Help Center/ MapReduce Service/ User Guide (Kuala Lumpur Region)/ Troubleshooting/ Using Kafka/ SparkStreaming Fails to Consume Kafka Messages, and the Message "Couldn't find leader offsets" Is Displayed
Updated on 2022-12-14 GMT+08:00

SparkStreaming Fails to Consume Kafka Messages, and the Message "Couldn't find leader offsets" Is Displayed

Symptom

When SparkStreaming is used to consume messages of a specified topic in Kafka, data cannot be obtained from Kafka. The following error message is displayed: Couldn't find leader offsets.

Possible Causes

  • The Kafka service is abnormal.
  • The network is abnormal.
  • The Kafka topic is abnormal.

Cause Analysis

  1. On Manager, check the status of the Kafka cluster. The status is Good, and the monitoring metrics are correctly displayed.
  2. View the error topic information in the SparkStreaming log.

    Run the Kafka commands to obtain the topic assignment information and copy synchronization information, and check the return result.

    kafka-topics.sh --describe --zookeeper <zk_host:port/chroot> --topic <topic name>

    If information in the following figure is displayed, the topic is normal. All partitions have normal leader information.

    Figure 1 Topic distribution information and copy synchronization information

  3. Check whether the network connection between the client and Kafka cluster is normal. If no, contact the network team to rectify the fault.
  4. Log in to Kafka Broker using SSH.

    Run the cd /var/log/Bigdata/kafka/broker command to go to the log directory.

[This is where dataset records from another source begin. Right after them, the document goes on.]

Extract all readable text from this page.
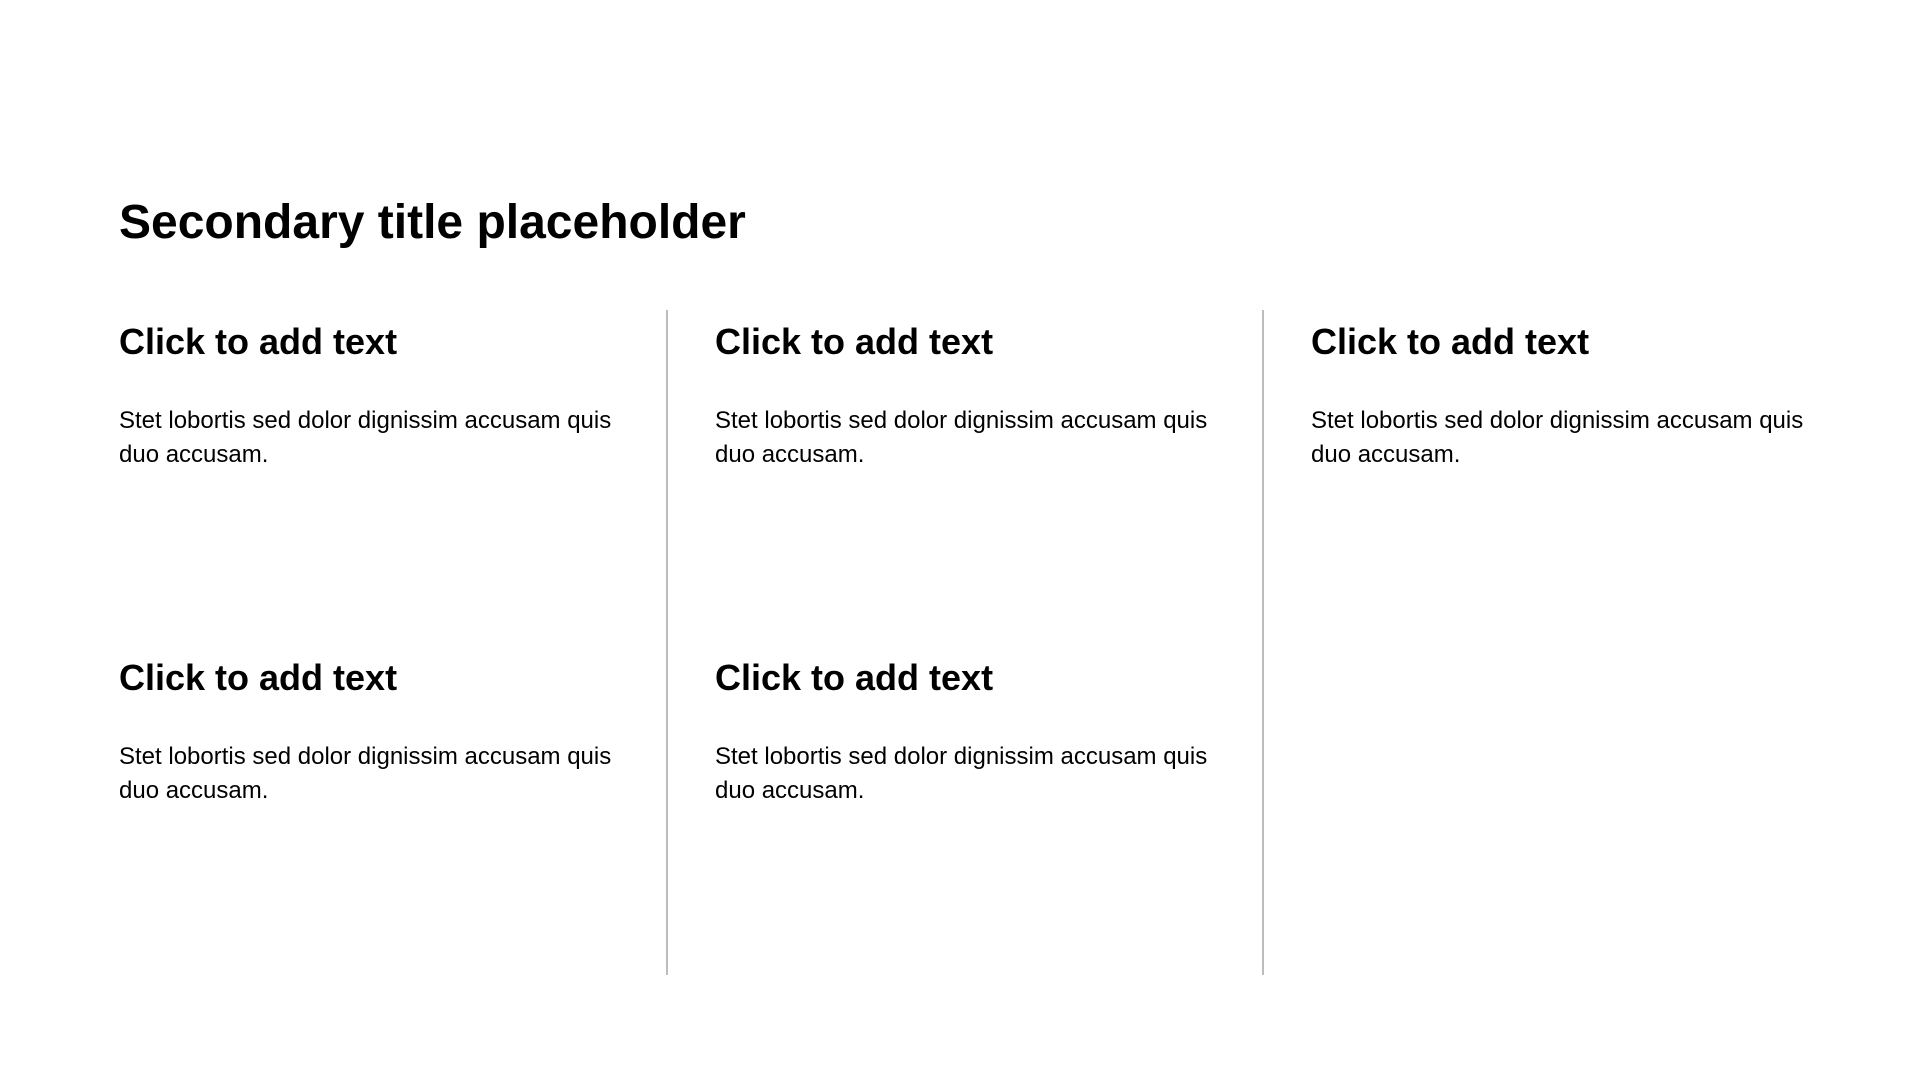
Secondary title placeholder
Click to add text

Stet lobortis sed dolor dignissim accusam quis duo accusam.

Click to add text

Stet lobortis sed dolor dignissim accusam quis duo accusam.

Click to add text

Stet lobortis sed dolor dignissim accusam quis duo accusam.

Click to add text

Stet lobortis sed dolor dignissim accusam quis duo accusam.

Click to add text

Stet lobortis sed dolor dignissim accusam quis duo accusam.
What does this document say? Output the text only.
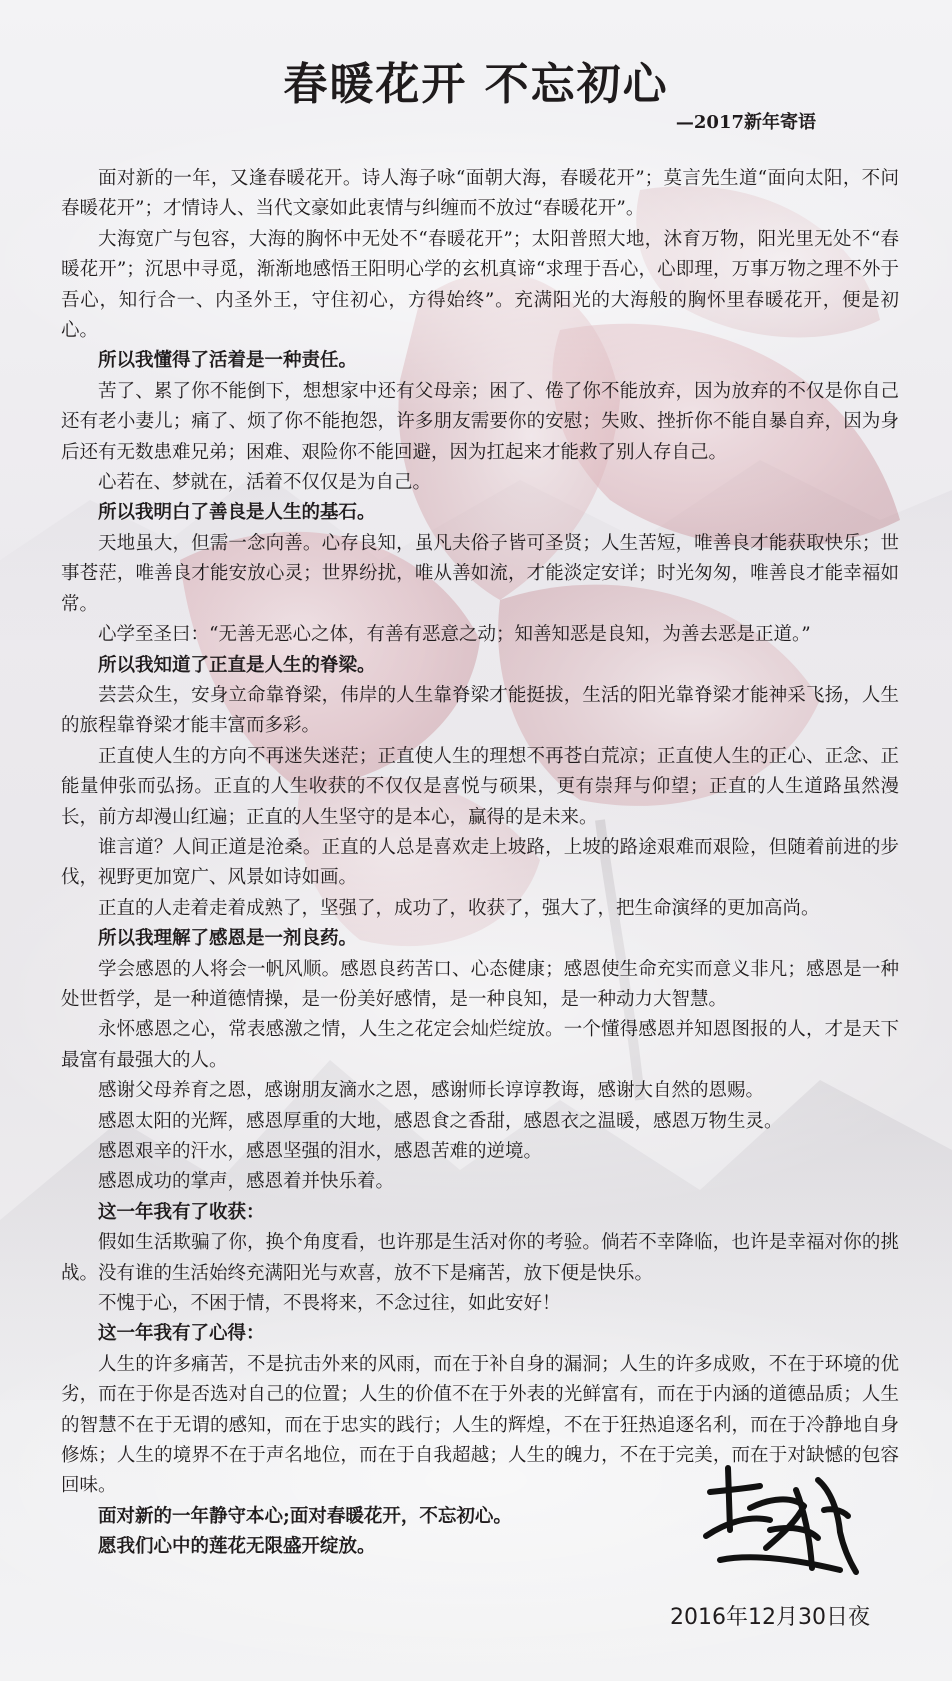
春暖花开 不忘初心

—2017新年寄语

面对新的一年，又逢春暖花开。诗人海子咏“面朝大海，春暖花开”；莫言先生道“面向太阳，不问春暖花开”；才情诗人、当代文豪如此衷情与纠缠而不放过“春暖花开”。

大海宽广与包容，大海的胸怀中无处不“春暖花开”；太阳普照大地，沐育万物，阳光里无处不“春暖花开”；沉思中寻觅，渐渐地感悟王阳明心学的玄机真谛“求理于吾心，心即理，万事万物之理不外于吾心，知行合一、内圣外王，守住初心，方得始终”。充满阳光的大海般的胸怀里春暖花开，便是初心。

所以我懂得了活着是一种责任。

苦了、累了你不能倒下，想想家中还有父母亲；困了、倦了你不能放弃，因为放弃的不仅是你自己还有老小妻儿；痛了、烦了你不能抱怨，许多朋友需要你的安慰；失败、挫折你不能自暴自弃，因为身后还有无数患难兄弟；困难、艰险你不能回避，因为扛起来才能救了别人存自己。

心若在、梦就在，活着不仅仅是为自己。

所以我明白了善良是人生的基石。

天地虽大，但需一念向善。心存良知，虽凡夫俗子皆可圣贤；人生苦短，唯善良才能获取快乐；世事苍茫，唯善良才能安放心灵；世界纷扰，唯从善如流，才能淡定安详；时光匆匆，唯善良才能幸福如常。

心学至圣曰：“无善无恶心之体，有善有恶意之动；知善知恶是良知，为善去恶是正道。”

所以我知道了正直是人生的脊梁。

芸芸众生，安身立命靠脊梁，伟岸的人生靠脊梁才能挺拔，生活的阳光靠脊梁才能神采飞扬，人生的旅程靠脊梁才能丰富而多彩。

正直使人生的方向不再迷失迷茫；正直使人生的理想不再苍白荒凉；正直使人生的正心、正念、正能量伸张而弘扬。正直的人生收获的不仅仅是喜悦与硕果，更有崇拜与仰望；正直的人生道路虽然漫长，前方却漫山红遍；正直的人生坚守的是本心，赢得的是未来。

谁言道？人间正道是沧桑。正直的人总是喜欢走上坡路，上坡的路途艰难而艰险，但随着前进的步伐，视野更加宽广、风景如诗如画。

正直的人走着走着成熟了，坚强了，成功了，收获了，强大了，把生命演绎的更加高尚。

所以我理解了感恩是一剂良药。

学会感恩的人将会一帆风顺。感恩良药苦口、心态健康；感恩使生命充实而意义非凡；感恩是一种处世哲学，是一种道德情操，是一份美好感情，是一种良知，是一种动力大智慧。

永怀感恩之心，常表感激之情，人生之花定会灿烂绽放。一个懂得感恩并知恩图报的人，才是天下最富有最强大的人。

感谢父母养育之恩，感谢朋友滴水之恩，感谢师长谆谆教诲，感谢大自然的恩赐。

感恩太阳的光辉，感恩厚重的大地，感恩食之香甜，感恩衣之温暖，感恩万物生灵。

感恩艰辛的汗水，感恩坚强的泪水，感恩苦难的逆境。

感恩成功的掌声，感恩着并快乐着。

这一年我有了收获：

假如生活欺骗了你，换个角度看，也许那是生活对你的考验。倘若不幸降临，也许是幸福对你的挑战。没有谁的生活始终充满阳光与欢喜，放不下是痛苦，放下便是快乐。

不愧于心，不困于情，不畏将来，不念过往，如此安好！

这一年我有了心得：

人生的许多痛苦，不是抗击外来的风雨，而在于补自身的漏洞；人生的许多成败，不在于环境的优劣，而在于你是否选对自己的位置；人生的价值不在于外表的光鲜富有，而在于内涵的道德品质；人生的智慧不在于无谓的感知，而在于忠实的践行；人生的辉煌，不在于狂热追逐名利，而在于冷静地自身修炼；人生的境界不在于声名地位，而在于自我超越；人生的魄力，不在于完美，而在于对缺憾的包容回味。

面对新的一年静守本心;面对春暖花开，不忘初心。

愿我们心中的莲花无限盛开绽放。

2016年12月30日夜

    Check on server.log indicates that the error message is displayed in the log shown in the following figure.

    2018-05-30 12:02:00,246 | ERROR | [kafka-network-thread-6-PLAINTEXT-3] | Processor got uncaught exception. | kafka.network.Processor (Logging.scala:103) 
    
     java.lang.OutOfMemoryError: Direct buffer memory
     at java.nio.Bits.reserveMemory(Bits.java:694)
     at java.nio.DirectByteBuffer.<init>(DirectByteBuffer.java:123)
     at java.nio.ByteBuffer.allocateDirect(ByteBuffer.java:311)
     at sun.nio.ch.Util.getTemporaryDirectBuffer(Util.java:241)
     at sun.nio.ch.IOUtil.read(IOUtil.java:195)
     at sun.nio.ch.SocketChannelImpl.read(SocketChannelImpl.java:380)

    at org.apache.kafka.common.network.PlaintextTransportLayer.read(PlaintextTransportLayer.java:110)

  5. On Manager, check the configuration of the current Kafka cluster.

    • MRS Manager: Log in to MRS Manager and choose Services > Kafka > Service Configuration. Set Type to All. The value of -XX:MaxDirectMemorySize in KAFKA_JVM_PERFORMANCE_OPTS is 1G.
    • FusionInsight Manager: Log in to FusionInsight Manager. Choose Cluster > Services > Kafka > Configurations > All Configurations. The value of -XX:MaxDirectMemorySize in KAFKA_JVM_PERFORMANCE_OPTS is 1G.

  6. If the direct memory is too small, an error is reported. Once the direct memory overflows, the node cannot process new requests. As a result, other nodes or clients fail to access the node due to timeout.

Solution

  1. Log in to FusionInsight Manager and go to the Kafka configuration page.

    • MRS Manager portal: Log in to MRS Manager and choose Services > Kafka > Configuration.
    • FusionInsight Manager: Log in to FusionInsight Manager. Choose Cluster > Services > Kafka > Configurations.

  2. Set Type to All, and search for and change the value of KAFKA_JVM_PERFORMANCE_OPTS.
  3. Click Save Configuration and select Restart the affected services or instances. Click OK to restart the services.